Feedback for Alysha Water’s Beta:

Feedback for Georgie O’Brien’s Beta:

Feedback for Busy Issy’s Beta:


My own reflection on the Beta stage of my DA was not informed by peer comments (as I had none), but I took most influence from my tutor’s assessment feedback. I have taken seriously the obvious need for more academic sources and have headed into the DA with this knowledge. In turn, I’ve never used so many scholarly sources and am trying to make sure I cover all areas where academic research is needed for the DA – from data collection, analysis to documenting, recording, and final content production. I’m happy that my tutor saw my effort to connect my personas, but more satisfied that my poetry essays written through a cultural and community lens have been noticed and encouraged. I know connecting the personal to the cultural, and the cultural to the personal is essential for ethnographic research, so I keep that idea as a forefront theme into finishing my DA. I continue to ‘dismantle praise’ into the final report and continue to ask myself the questions: How do these poems add to or inform culture?
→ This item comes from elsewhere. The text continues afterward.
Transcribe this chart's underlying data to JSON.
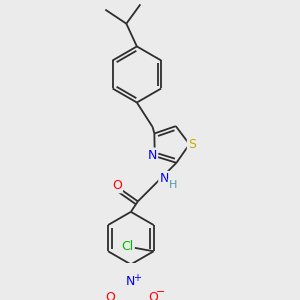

How are they helping people? What cultural story does the poem tell? That last one is important. It’s actually the soul of my DA. Especially since working through a feminist analytical framework, I am observing women in poetry communities perform individual tales and transform them into cultural stories. Olivia Gatwood does that effortlessly. I’m concentrating less on the personal meaning of the poem and more ‘a way to see’ the poem. Culture perspective > personal perspective for this one. It’s exciting being able to use autoethnography to consider the world of spoken word poetry; to be allowed the tools for these kinds of postmodern and pop-culture, culturally aware discoveries.